I suppose I wondered what kind of figure I might be looking at, based on someone else's experience (rather than your 'ooh, it'll cost you' malarkey!).  I am also intrigued as to whether there might be alternative solutions to employing a drainage contractor.  [size=78%]Having read a bit about permaculture, for instance, I've heard that there's a lot that can be done with channels and ponds.  Any wise old owls out there??[/size]
[/size]
[/size][size=78%]Lynn[/size]

shygirl

  • Joined May 2013
Re: Drainage - rough costs??
« Reply #8 on: January 04, 2015, 07:44:08 pm »
we had a field drained as a neighbour was causing a huge fuss as her garden - which was once part of our field long before we moved here- was at the bottom of a very steep hill and it flooded badly  . after years of hassle we agreed to build a long drain (£1000+ 10yrs ago), and she had another built at her cost still on my land (probably similar in price) - both running into the burn.
there has only ever been a slight improvement but only immediately above the pipe.
the drain that I paid for which was a good 30 metres in length still lies under 2ft of water, and 30 cm either of the drain is bog. I probably should rod the drain but I never have.
to drain the field properly would have meant an awful lot of metres which wasn't worth it for the area of grazing it could provide - if you are paying someone else. if you had your own labour and digger then that's different.
to pay someone to do it properly would have been £10k plus and it was only 2-3 acres.

this field wasn't that bad when we bought it but I paid a farmer to clear all the burn with his digger and I think this displaced all the pipes and ever since its been really boggy.

Pundyburn Lynn

  • Joined May 2012
Re: Drainage - rough costs??
« Reply #9 on: January 04, 2015, 10:49:20 pm »
Shy girl, that's been really helpful, thanks!

pgkevet

  • Joined Jul 2011
Re: Drainage - rough costs??
« Reply #10 on: January 05, 2015, 12:02:56 am »
If you want to do it on the cheap and there's somewhere for it to go then you could just dig gullies. the only good thing about clay is when it's wet it's waterproof.

This time of year i have soggy fields and quite apart from the cost of drain tubing it'd be the many many loads of gravel needed below and above them.
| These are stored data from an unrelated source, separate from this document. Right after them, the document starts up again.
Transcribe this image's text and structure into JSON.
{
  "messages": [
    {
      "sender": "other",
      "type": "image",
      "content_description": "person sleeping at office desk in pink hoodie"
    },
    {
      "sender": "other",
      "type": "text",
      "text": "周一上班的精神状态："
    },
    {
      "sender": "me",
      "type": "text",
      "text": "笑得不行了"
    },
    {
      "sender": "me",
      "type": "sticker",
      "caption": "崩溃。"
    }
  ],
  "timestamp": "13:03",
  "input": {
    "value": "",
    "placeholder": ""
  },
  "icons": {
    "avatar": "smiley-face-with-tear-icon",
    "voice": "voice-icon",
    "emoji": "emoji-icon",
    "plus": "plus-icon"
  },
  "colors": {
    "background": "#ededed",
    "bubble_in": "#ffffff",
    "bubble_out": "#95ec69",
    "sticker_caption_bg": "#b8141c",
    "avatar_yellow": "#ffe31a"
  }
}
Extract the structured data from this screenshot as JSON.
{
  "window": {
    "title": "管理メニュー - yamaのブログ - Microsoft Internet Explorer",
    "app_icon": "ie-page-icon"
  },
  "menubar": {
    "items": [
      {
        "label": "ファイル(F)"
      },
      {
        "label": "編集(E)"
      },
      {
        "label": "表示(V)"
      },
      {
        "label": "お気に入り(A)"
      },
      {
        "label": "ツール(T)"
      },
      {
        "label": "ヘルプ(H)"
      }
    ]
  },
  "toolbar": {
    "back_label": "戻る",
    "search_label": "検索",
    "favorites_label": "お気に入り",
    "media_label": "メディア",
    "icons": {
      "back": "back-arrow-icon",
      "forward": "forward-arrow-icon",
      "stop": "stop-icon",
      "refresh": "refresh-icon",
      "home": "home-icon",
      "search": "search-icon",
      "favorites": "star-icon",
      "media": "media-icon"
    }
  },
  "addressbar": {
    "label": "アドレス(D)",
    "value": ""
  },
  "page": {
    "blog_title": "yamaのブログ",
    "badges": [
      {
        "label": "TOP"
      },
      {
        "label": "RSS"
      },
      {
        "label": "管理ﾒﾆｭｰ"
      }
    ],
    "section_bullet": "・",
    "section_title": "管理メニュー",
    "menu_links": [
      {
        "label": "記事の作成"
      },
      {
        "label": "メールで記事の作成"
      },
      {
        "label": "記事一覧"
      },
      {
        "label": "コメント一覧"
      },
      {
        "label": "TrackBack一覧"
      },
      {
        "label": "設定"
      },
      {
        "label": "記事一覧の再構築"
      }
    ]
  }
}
Not economic for a hobby farm.

shygirl

  • Joined May 2013
Re: Drainage - rough costs??
« Reply #11 on: January 05, 2015, 12:08:12 am »
our land is also clay. it was a perforated pipe topped with 3inch stones straight to the burn.
our beasts still graze this land freely but they are familiar and sensible with it, and its just a small part of our place.
the investment needs to pay for itself and it wasn't worth it for us to improve it further.
im sure there were subsidies for maintaining wetland/boggy areas under a nature point of view but we didn't go this direction.

clydesdaleclopper

  • Joined Aug 2009
  • Aberdeenshire
Re: Drainage - rough costs??
« Reply #12 on: January 05, 2015, 11:37:54 am »
If you are of a permaculture bent why not look at Yeomans style keyline ploughing the area to see if it would help. Alternatively make some ponds and drainage ditches and grow rice like Ben Falk  ;D
Our holding has Anglo Nubian and British Toggenburg goats, Gotland sheep, Franconian Geese, Blue Swedish ducks, a whole load of mongrel hens and two semi-feral children.

henchard

  • Joined Dec 2010
  • Carmarthenshire
    • Two Retirees Start a New Life in Wales
    • Facebook
Re: Drainage - rough costs??
« Reply #13 on: January 05, 2015, 03:48:54 pm »
our land is also clay. it was a perforated pipe topped with 3inch stones

To be honest 3 inches of stone is nothing. I put at least 12 inches ontop of mine and then a geotextile fabric to stop the soil getting into the stone. Here's me doing mine in the summer (2014)

WhiteHorses

  • Joined Apr 2013
  • West Lothian, Scotland
Re: Drainage - rough costs??
« Reply #14 on: January 05, 2015, 04:17:49 pm »
We were quoted £10,000 for a main drain and herringbone feeder drains on our main land which is 4.8 acres of heavy clay & some peat. We decided it wasn't cost effective as various locals would only say there would be "some improvement".